Object-adaptive CMOS Image Sensor with Embedded Feature Extraction Algorithm


Distributed sensor nodes typically operate under the constraint of limited energy source, and power consumption is an important factor to extend the lifetime of sensor systems. Several low-power imagers have been reported for the application of wireless sensor network. However, the biggest power consumption comes from wireless signal transmission due to the large bandwidth of image signals. One way to reduce the bandwidth is to generate signals only when event happens by monitoring temporal changes. However, this event-based imaging has extraneous redundancy because the sensor may also respond to environmental conditions, such as change of illumination or background movement in addition to actual target objects.

In this work, we report motion-triggered object-of-interest (OOI) imaging to suppress the redundancy in imaging as well as transmission of signals. In most of time the sensor is in sleep mode until it is triggered by motion. When it wakes up, it generates and transmits 8-b features for object detection. The signal processing unit which resides either in the host or in the sensor node, performs detection of objects and feeds back 1-b request signal to initiate further imaging operation if the object-of-interest is identified. Among many feature extraction algorithms, we incorporated the histogram-of-oriented-gradients (HOG) because it gives a high detection rate of objects in simple operation. The HOG feature output requires only 3.5% of bandwidth when compared with conventional 8-b image capturing. In this work, we implemented the HOG feature extraction algorithm using mixed-signal circuitry in order to save both power and area.

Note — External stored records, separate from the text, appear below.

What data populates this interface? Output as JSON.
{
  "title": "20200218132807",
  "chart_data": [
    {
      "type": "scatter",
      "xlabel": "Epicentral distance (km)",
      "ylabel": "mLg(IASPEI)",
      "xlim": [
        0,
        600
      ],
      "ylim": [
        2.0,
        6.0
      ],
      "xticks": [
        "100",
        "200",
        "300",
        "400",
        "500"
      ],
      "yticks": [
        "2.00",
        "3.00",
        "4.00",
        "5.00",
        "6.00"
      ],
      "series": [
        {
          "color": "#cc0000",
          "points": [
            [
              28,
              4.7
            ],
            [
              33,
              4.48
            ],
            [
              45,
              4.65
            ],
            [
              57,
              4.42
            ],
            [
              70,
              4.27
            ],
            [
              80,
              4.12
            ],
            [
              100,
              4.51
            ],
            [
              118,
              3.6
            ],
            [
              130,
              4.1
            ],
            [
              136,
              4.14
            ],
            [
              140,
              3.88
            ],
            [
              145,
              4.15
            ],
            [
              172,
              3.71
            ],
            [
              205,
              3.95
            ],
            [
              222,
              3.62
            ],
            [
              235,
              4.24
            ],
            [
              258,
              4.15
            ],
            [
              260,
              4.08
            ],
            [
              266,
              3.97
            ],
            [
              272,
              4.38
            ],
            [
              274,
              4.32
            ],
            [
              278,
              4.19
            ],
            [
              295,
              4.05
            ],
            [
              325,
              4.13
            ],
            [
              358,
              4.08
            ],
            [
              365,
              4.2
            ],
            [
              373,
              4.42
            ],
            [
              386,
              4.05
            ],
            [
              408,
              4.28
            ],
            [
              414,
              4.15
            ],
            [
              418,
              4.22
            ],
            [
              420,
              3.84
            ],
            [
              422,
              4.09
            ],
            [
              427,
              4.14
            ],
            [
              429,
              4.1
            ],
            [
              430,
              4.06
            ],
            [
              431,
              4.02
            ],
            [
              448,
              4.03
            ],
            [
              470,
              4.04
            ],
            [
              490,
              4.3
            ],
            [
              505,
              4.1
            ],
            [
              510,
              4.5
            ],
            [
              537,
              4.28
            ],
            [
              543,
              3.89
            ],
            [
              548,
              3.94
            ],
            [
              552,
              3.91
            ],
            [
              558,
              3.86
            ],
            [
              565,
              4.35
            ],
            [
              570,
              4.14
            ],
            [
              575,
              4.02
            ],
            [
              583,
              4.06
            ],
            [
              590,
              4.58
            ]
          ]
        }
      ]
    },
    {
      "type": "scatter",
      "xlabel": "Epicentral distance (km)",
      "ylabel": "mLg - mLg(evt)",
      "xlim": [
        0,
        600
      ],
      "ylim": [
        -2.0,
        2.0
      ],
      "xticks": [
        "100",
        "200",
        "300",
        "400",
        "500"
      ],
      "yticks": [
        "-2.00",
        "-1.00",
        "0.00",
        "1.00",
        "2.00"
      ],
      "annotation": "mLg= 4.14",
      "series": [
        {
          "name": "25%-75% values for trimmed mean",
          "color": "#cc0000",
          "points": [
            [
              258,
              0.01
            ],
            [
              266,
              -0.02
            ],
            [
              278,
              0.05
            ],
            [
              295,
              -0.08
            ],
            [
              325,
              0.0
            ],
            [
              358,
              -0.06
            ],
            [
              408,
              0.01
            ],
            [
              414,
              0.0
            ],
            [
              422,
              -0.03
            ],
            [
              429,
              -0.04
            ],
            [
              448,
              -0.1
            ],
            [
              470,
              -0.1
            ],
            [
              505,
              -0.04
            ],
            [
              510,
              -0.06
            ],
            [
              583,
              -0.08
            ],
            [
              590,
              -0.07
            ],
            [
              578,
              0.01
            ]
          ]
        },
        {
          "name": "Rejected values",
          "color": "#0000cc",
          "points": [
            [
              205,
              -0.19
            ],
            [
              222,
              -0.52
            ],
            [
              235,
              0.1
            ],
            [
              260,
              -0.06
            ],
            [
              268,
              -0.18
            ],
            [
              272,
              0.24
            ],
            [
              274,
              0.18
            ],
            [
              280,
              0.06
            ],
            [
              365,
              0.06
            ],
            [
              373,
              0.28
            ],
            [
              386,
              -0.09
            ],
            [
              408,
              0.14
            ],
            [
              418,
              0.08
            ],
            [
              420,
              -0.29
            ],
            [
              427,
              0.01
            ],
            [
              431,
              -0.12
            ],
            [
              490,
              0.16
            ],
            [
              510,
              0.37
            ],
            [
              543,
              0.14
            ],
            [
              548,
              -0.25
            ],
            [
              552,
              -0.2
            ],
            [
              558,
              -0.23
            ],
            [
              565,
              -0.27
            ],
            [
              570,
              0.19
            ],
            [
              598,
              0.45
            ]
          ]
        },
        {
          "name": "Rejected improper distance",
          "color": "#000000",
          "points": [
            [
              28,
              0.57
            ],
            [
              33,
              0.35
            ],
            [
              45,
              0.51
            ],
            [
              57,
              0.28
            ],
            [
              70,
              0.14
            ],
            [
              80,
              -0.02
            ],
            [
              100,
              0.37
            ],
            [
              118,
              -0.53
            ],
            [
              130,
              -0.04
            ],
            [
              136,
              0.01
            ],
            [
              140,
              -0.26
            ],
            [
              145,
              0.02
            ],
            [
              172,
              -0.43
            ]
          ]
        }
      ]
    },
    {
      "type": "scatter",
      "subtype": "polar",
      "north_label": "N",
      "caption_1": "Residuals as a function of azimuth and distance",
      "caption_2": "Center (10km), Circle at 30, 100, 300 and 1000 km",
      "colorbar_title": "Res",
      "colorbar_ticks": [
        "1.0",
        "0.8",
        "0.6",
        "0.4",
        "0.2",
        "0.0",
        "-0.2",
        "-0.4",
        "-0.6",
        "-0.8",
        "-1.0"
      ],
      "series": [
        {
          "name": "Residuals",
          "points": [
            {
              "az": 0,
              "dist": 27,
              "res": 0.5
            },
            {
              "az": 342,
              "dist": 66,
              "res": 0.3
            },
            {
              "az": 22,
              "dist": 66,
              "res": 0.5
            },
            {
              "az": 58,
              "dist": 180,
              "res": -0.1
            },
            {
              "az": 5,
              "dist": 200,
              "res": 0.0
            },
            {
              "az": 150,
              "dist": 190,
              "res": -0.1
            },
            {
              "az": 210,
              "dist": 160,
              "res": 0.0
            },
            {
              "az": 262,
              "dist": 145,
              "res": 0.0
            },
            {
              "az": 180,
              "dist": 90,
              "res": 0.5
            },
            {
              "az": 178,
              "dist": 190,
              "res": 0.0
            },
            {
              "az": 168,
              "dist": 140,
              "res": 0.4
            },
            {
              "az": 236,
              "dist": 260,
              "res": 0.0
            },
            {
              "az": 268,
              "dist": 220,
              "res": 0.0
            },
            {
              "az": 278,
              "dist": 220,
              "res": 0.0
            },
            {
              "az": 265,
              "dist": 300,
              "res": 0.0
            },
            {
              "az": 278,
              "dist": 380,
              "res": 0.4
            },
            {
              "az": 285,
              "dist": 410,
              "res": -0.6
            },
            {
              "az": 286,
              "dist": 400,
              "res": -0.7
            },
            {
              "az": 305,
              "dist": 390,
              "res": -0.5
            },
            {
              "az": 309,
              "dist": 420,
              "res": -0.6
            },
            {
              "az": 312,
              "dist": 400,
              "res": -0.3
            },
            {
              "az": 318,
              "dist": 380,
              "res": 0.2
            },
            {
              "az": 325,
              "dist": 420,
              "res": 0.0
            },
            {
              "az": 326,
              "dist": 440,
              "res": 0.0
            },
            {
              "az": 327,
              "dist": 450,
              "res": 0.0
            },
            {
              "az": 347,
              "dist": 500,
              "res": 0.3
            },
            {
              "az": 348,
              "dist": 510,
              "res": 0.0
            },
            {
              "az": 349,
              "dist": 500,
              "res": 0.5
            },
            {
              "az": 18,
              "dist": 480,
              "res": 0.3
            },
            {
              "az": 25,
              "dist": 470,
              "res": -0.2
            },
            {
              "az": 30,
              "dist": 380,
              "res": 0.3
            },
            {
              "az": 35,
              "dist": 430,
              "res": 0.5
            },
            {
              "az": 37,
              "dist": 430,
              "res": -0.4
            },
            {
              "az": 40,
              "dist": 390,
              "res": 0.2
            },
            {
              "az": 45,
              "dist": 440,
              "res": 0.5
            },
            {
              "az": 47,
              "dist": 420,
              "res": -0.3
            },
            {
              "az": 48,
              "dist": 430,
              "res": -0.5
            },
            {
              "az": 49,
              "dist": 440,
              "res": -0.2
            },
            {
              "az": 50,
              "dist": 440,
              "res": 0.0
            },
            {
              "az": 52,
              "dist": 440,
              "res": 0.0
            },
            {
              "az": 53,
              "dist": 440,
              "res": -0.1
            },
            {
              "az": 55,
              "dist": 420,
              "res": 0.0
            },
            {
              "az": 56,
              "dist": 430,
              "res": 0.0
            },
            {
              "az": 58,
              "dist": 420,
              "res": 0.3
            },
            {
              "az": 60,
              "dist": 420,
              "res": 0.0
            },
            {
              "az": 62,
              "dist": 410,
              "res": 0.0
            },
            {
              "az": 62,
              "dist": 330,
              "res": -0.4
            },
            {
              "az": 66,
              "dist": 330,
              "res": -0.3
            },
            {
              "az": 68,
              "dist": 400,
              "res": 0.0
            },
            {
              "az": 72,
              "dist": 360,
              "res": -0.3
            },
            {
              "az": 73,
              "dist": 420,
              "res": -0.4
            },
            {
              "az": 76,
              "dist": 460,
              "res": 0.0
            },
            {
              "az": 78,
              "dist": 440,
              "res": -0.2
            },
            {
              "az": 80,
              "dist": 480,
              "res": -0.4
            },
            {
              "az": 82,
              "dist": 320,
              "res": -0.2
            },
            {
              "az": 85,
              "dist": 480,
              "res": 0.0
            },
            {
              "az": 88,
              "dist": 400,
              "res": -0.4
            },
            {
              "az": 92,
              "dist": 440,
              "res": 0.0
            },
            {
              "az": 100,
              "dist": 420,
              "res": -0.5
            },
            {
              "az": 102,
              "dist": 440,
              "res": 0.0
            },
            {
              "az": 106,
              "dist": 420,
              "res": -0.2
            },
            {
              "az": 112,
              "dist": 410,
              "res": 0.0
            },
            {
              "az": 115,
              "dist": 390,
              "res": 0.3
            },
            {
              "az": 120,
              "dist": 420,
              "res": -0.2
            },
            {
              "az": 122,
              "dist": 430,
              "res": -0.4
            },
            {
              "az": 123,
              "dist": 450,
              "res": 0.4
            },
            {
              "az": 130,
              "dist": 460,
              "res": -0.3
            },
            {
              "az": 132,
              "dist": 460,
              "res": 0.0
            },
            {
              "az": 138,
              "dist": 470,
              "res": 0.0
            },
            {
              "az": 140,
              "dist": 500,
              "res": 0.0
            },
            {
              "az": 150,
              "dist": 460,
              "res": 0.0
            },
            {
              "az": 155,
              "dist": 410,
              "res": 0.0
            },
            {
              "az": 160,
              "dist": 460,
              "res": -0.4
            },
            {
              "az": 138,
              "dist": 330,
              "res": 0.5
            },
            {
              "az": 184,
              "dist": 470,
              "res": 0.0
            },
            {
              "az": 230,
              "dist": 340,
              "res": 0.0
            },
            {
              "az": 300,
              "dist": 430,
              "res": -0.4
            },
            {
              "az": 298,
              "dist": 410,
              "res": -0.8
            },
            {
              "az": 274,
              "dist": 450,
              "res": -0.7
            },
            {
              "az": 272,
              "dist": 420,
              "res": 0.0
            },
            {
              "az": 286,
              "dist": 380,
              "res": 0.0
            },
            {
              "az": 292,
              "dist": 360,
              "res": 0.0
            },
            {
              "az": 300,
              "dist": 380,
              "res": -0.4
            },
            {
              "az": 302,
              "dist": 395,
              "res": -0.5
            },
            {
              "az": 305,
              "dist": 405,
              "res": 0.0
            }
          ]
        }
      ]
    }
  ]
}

A prototype chip has been fabricated using 0.18μm CMOS process. In order to verify the performance of the integrated feature extraction unit, we tested the object detection from the extracted features using 200 pedestrian images from DaimlerChrysler dataset. The test result shows 94.5 % detection rate. We achieved a normalized power of 13.46 pW/frame•pixel in motion sensing and 51.94 pW/frame•pixel in feature extraction.


Related publication
  1. J. Choi, S. Park, J.Cho, E. Yoon, "A 3.4 μW CMOS Image Sensor with Embedded Feature Extraction Algorithm for Motion-Triggered Object-of-Interest Imaging," Technical Digest of International Solid-State Circuits Conference, pp.478-479. Feb. 2013.